1.1 - L'étude de fréquentation : un maillon dans une réflexion qui s'inscrit dans le temps

 

1.1.1 Considérer l'espace protégé comme un système ouvert et non fermé

- L'évolution socio-économique démontre quotidiennement que les espaces naturels protégés fonctionnent, à tous les niveaux, en systèmes ouverts et fortement imbriqués : c'est l'art de l'organisation sociale que de favoriser et respecter la diversité dans un mode d'intégration forte. Dans ce contexte d'interaction croissante, il serait vain, et probablement faux, de vouloir fonctionner en système fermé.

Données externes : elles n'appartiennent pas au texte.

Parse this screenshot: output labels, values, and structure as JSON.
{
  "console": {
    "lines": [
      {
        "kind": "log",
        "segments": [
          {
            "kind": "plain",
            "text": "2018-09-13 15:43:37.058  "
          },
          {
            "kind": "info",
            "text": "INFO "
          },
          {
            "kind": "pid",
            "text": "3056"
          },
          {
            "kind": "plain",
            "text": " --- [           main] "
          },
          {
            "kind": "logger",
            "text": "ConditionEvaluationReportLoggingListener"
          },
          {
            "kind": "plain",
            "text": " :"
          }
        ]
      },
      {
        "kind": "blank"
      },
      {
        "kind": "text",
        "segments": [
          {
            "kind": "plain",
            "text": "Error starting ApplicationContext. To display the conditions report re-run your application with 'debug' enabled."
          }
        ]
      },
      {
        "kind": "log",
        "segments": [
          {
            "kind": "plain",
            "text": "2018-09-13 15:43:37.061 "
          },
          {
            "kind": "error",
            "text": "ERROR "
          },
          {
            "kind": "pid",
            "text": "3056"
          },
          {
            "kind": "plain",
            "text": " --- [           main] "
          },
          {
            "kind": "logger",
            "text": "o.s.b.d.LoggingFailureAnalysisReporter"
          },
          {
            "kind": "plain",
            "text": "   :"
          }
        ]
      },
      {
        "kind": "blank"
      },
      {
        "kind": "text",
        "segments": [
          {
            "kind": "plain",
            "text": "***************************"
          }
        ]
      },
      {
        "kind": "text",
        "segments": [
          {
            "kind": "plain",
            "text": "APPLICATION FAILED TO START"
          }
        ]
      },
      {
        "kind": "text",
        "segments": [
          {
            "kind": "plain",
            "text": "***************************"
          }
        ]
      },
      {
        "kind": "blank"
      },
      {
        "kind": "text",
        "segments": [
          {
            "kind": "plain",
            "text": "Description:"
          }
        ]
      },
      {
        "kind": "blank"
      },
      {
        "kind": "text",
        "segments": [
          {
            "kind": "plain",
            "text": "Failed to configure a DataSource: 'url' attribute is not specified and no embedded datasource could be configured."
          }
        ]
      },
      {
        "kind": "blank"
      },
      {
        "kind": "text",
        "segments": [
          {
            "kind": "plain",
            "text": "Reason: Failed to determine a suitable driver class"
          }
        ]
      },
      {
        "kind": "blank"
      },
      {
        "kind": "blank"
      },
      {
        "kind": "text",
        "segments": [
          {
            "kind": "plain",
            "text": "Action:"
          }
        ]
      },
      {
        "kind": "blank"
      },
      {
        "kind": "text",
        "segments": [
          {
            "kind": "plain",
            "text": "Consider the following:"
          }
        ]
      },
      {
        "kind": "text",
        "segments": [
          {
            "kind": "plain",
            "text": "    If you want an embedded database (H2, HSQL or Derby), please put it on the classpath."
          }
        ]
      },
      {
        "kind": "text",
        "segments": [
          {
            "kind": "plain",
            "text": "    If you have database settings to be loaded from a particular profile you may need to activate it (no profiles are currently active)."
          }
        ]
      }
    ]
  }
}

Les visiteurs sont des résultantes d'interaction avec l'environnement : leur nombre et leur profil, leurs attentes, leurs comportements sont autant dépendants des données externes aux espaces protégés que de leur politique propre. Par exemple, l'ouverture d'une rocade, de nouvelles infrastructures de transport même lointaines (exemple, le Tunnel sous la Manche) ont une incidence sur la fréquentation (sans parler de la météo). Plus on tient compte de cette continuité, plus la gestion des flux aux portes des espaces s'en trouvera facilitée. Par exemple, l'enquête de 1996 a permis de mesurer et comparer les écarts entre les profils de la population en général (le « vivier » de vacanciers) et ceux des visiteurs réels : tous ceux qui envisagent de visiter un espace protégé ne passent pas à l'acte et les visiteurs sont, finalement, un segment assez précis de cette population. Les motivations avouées chez soi ne sont pas forcément celles déclarées sur place.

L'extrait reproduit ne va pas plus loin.